The Shield is most definitely cheap pulp, but it's very well done cheap pulp. You can pick parts out that stand as impressive, and there are tons of moments where I rolled my eyes and said "Christ, I can't believe I'm sitting through this." But even in spite of them, I thought that the payoff was worth it.
The character interplay in the Shield covers both tracks: A lot of hamhanded things that they hit you over the head with, and just enough of the unstated subtle things that you have to keep an eye out for, with multiple parallel storylines that build to tie together in the end.
I've revisited and rethought the Shield a bit lately, because I just caught up from the beginning with Sons of Anarchy (dubbed "Hamlet in a motorcycle gang"), which is by one of the writers of The Shield and shares many of its strengths and flaws, as well as a common universe (the fictional One Niners gang from the Shield is a key crossover). I don't know if its quite as compelling, but it also seems to have shed some of the weakest elements.

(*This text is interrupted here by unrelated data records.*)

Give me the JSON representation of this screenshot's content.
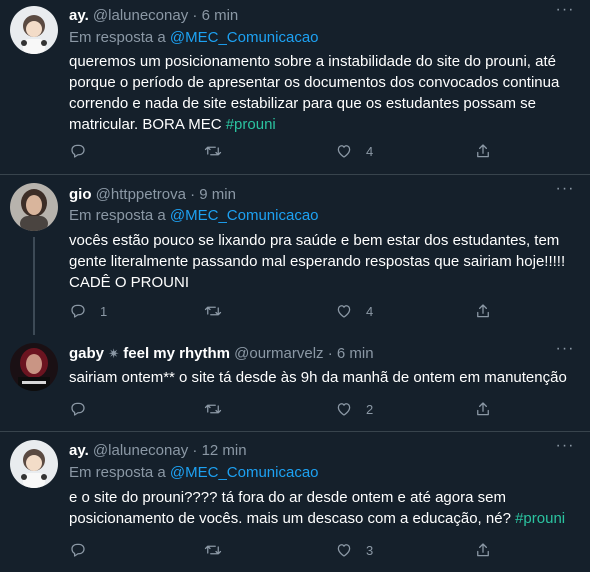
{
  "tweets": [
    {
      "display_name": "ay.",
      "handle": "@laluneconay",
      "separator": "·",
      "time": "6 min",
      "reply_prefix": "Em resposta a",
      "reply_to": "@MEC_Comunicacao",
      "body_lines": [
        "queremos um posicionamento sobre a instabilidade do site do prouni, até",
        "porque o período de apresentar os documentos dos convocados continua",
        "correndo e nada de site estabilizar para que os estudantes possam se"
      ],
      "body_last_text": "matricular. BORA MEC ",
      "hashtag": "#prouni",
      "reply_count": "",
      "retweet_count": "",
      "like_count": "4"
    },
    {
      "display_name": "gio",
      "handle": "@httppetrova",
      "separator": "·",
      "time": "9 min",
      "reply_prefix": "Em resposta a",
      "reply_to": "@MEC_Comunicacao",
      "body_lines": [
        "vocês estão pouco se lixando pra saúde e bem estar dos estudantes, tem",
        "gente literalmente passando mal esperando respostas que sairiam hoje!!!!!",
        "CADÊ O PROUNI"
      ],
      "reply_count": "1",
      "retweet_count": "",
      "like_count": "4"
    },
    {
      "display_name": "gaby",
      "display_name_suffix": "feel my rhythm",
      "handle": "@ourmarvelz",
      "separator": "·",
      "time": "6 min",
      "body_lines": [
        "sairiam ontem** o site tá desde às 9h da manhã de ontem em manutenção"
      ],
      "reply_count": "",
      "retweet_count": "",
      "like_count": "2"
    },
    {
      "display_name": "ay.",
      "handle": "@laluneconay",
      "separator": "·",
      "time": "12 min",
      "reply_prefix": "Em resposta a",
      "reply_to": "@MEC_Comunicacao",
      "body_lines": [
        "e o site do prouni???? tá fora do ar desde ontem e até agora sem"
      ],
      "body_last_text": "posicionamento de vocês. mais um descaso com a educação, né? ",
      "hashtag": "#prouni",
      "reply_count": "",
      "retweet_count": "",
      "like_count": "3"
    }
  ],
  "icons": {
    "reply": "reply-icon",
    "retweet": "retweet-icon",
    "like": "heart-icon",
    "share": "share-icon",
    "more": "more-icon"
  },
  "menu_glyph": "···",
  "colors": {
    "background": "#15202b",
    "link": "#1da1f2",
    "hashtag": "#2bc3a0",
    "muted": "#8b98a5",
    "divider": "#38444d"
  }
}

june gloom on 4/10/2009 at 20:11
TVTropes has a similar effect. It makes watching, reading, or playing anything impossible because you pretty much know what's coming.
Fortunately I have a block on that shit when I watch TV or movies or read comics or whatever which makes me able to enjoy things the pipesmokers wouldn't even look at.

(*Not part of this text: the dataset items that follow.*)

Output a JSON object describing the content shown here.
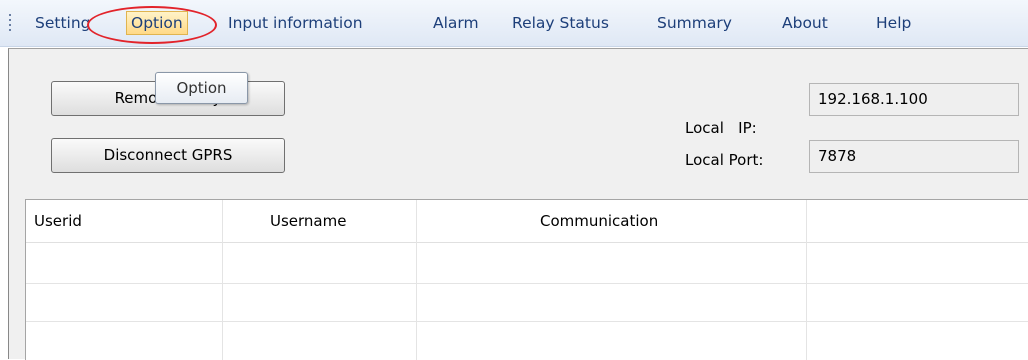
{
  "menu": {
    "items": [
      "Setting",
      "Option",
      "Input information",
      "Alarm",
      "Relay Status",
      "Summary",
      "About",
      "Help"
    ],
    "active": "Option"
  },
  "tooltip": "Option",
  "buttons": {
    "remove": "Remove Relay",
    "disconnect": "Disconnect GPRS"
  },
  "local_ip": {
    "label": "Local   IP:",
    "value": "192.168.1.100"
  },
  "local_port": {
    "label": "Local Port:",
    "value": "7878"
  },
  "table": {
    "columns": [
      "Userid",
      "Username",
      "Communication",
      ""
    ],
    "rows": [
      [
        "",
        "",
        "",
        ""
      ],
      [
        "",
        "",
        "",
        ""
      ],
      [
        "",
        "",
        "",
        ""
      ]
    ]
  },
  "colors": {
    "annotation": "#e2232a",
    "menu_text": "#1d3f7a",
    "active_menu_bg": "#ffd987"
  }
}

Being a fan of Homicide back in the day, I do need- and desperately want- to get hold of The Wire but I'm not sure that's an investment I can afford right now.
SubJeff on 5/10/2009 at 17:34
PM me your address. I promise no bombs.
june gloom on 5/10/2009 at 19:00
PM'd.
fett on 16/11/2009 at 19:37
The first quote that hooked me on the show:
Rawls (holding up both middle fingers):
"These are for you McNulty. This one over here is going up your narrow, fucking Irish ass. And this bad boy over here is in your fucking eye."
Brilliant. (
http://www.youtube.com/watch?v=pnBbv8kyFPs) ALSO THIS.
Thirith on 17/11/2009 at 08:58
Was it here that someone was on the fence about whether they wanted to watch Generation Kill or not? If so: get off that goddamn fence and watch it already! As far as I'm concerned, it's up there with The Wire - as a whole, it's perhaps not quite on the same level as S4, but it's just as well written and acted, and IMO it beats the final season of The Wire.
Namdrol on 17/11/2009 at 09:06
Yes, we've had a real treat here on Wednesdays, True Blood followed by Generation Kill.
I'm not a fan of "Vampire Shlock" and was wary of True Blood but it is so well done with a lovely semi-realistic setting.
And as Thirith says: Generation Kill, watch it already.